Friday, June 7, 2013

Review: 'The Purge', starring Ethan Hawke and Lena Headey



The Purge sports one of the boldest concepts you're likely to find in a thriller, one that dares to explore in rather grisly fashion a subject that has only become more prominent thanks to our current political climate. In the year 2022, Americans are allowed one day a year when penalties for all violent crime have been waived. Assault, murder, rape, it's all free game for one 12-hour period, as long as government officials are left out of harm's way. The bizarre experiment was cooked up, ironically, as a means of reducing crime by wiping out those who are considered leeches on society, and with unemployment non-existent and the crime rate at 1%, it's an unquestioned success. 

It's an intriguing, premise rife with political subtext, perfect for the brilliant minds over at Blumhouse Productions (the folks behind Paranormal Activity, Insidious, and Sinister) to build yet another dominant horror franchise around. But for now they're not willing to fully embrace the concept, using it as window dressing for what is an unsettling, if conventional home invasion flick.

After starring in two horror films for the studio in just the last couple of years, Ethan Hawke has become the Jimmy Stewart to Blumhouse's Alfred Hitchcock. He's the everyman hero and father-figure again here, playing the head of the wealthy Sandin family, who along with his wife (Game of Thrones' Lena Headey) and two kids live in a gated community where the effects of the Purge can rarely reach them. He's a seller of top-flight security systems, and sales are booming thanks to the yearly bloodletting, a fact which has rubbed some in their neighborhood the wrong way. The Sandins plan to stay inside, bolt down windows and doors, and watch the massacres on television from the comfort of their living room. Like any sane family would, right?

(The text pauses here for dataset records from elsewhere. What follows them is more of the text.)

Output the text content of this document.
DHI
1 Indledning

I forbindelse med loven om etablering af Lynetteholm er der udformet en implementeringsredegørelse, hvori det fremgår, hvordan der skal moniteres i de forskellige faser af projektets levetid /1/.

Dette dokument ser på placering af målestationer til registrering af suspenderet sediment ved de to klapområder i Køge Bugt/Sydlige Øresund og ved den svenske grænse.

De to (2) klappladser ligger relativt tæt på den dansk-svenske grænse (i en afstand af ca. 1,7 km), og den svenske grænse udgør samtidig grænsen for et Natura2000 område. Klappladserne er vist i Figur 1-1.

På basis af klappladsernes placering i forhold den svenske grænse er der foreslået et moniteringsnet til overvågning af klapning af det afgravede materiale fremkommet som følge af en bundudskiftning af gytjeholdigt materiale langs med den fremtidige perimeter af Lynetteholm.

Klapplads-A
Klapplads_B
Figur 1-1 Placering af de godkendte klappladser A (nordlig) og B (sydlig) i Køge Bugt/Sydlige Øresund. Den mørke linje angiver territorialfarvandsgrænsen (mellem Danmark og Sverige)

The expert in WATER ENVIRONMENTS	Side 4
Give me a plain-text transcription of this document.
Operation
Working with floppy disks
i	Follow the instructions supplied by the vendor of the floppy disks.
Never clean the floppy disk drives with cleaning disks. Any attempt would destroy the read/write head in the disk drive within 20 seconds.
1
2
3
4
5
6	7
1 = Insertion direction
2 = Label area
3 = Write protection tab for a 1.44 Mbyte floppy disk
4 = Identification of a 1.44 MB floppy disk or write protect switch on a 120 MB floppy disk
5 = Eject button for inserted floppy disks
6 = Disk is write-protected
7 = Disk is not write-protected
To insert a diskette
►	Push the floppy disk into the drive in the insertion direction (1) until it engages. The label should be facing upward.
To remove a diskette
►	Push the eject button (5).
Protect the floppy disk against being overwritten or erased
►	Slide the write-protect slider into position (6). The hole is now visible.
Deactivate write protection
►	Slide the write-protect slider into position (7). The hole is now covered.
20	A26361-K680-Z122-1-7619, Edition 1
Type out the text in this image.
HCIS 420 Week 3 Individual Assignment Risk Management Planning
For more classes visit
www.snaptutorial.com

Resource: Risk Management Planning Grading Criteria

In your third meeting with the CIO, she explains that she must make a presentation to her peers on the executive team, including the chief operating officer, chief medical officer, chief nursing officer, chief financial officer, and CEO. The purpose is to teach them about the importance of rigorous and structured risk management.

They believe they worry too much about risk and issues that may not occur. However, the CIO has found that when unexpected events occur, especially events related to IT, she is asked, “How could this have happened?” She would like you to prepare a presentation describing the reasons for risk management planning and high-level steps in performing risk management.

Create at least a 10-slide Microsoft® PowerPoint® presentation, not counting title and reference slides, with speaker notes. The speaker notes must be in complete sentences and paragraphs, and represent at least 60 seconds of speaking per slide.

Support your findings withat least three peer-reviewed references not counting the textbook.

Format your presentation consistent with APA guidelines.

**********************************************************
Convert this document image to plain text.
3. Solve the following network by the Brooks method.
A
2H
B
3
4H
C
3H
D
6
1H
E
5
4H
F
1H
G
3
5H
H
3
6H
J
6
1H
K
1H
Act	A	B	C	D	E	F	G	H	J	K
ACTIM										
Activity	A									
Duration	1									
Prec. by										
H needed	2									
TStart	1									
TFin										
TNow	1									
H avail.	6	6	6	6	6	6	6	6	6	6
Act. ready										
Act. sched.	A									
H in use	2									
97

There's just one little problem. Their son gets caught up in his feelings and allows in a homeless man looking for sanctuary from a pack of spoiled, murderous rich kids in masks ripped straight from The Strangers. Their leader (Rhys Wakefield), a smarmy chap with the false civility of a hunter who knows his prey is helpless, demands the Sandins kick the man back out into the street where he can be properly disposed of. 

Because this story needs a hero, the Sandins obviously decide to fight back, right? Well...it's not that cut and dried, which is why The Purge is better than typical films in the genre. This is class warfare at its most barbaric, and the Sandins are hardly saints in this struggle. The film suggests that we're all savages by nature, and the Sandins fight to control that side of themselves just like everybody else. But on this one day where it's perfectly fine to cut loose, do they give in to their primal urges? The social and economic divide comes in that the poor don't have the same luxury of choice. They are victims and nothing more, with even their basic right to life stolen away by the whims of the wealthy. The elite have their own tribal concerns to deal with, as well, because jealousy and personal vendetta are as valid a reason for murder as anything else.

Writer/director James DeMonaco kicks around a lot of great, subversive ideas and the opening montage of grainy nationwide violence is a superb primer for what this franchise could be. Imagine The Purge's premise taken to a much bigger level, possibly international? How would a holiday like this be different in a place like Russia or China? The concept is so rich that the potential of it is mouth-watering. So in that sense it's a little disappointing that this film centers on one single family's experience, but at the same time watching the Sandins fight for their lives while trying to keep their "souls" is gripping stuff.  Hawke and Headey are terrific as parents who are perhaps suppressing their own cravings for the sake of their kids, and finding that decision could be a fatal one. The Purge has more big ideas than big scares, and that's actually one of the reasons why it works. It forces you to think how you would react if placed in the same terrible circumstances.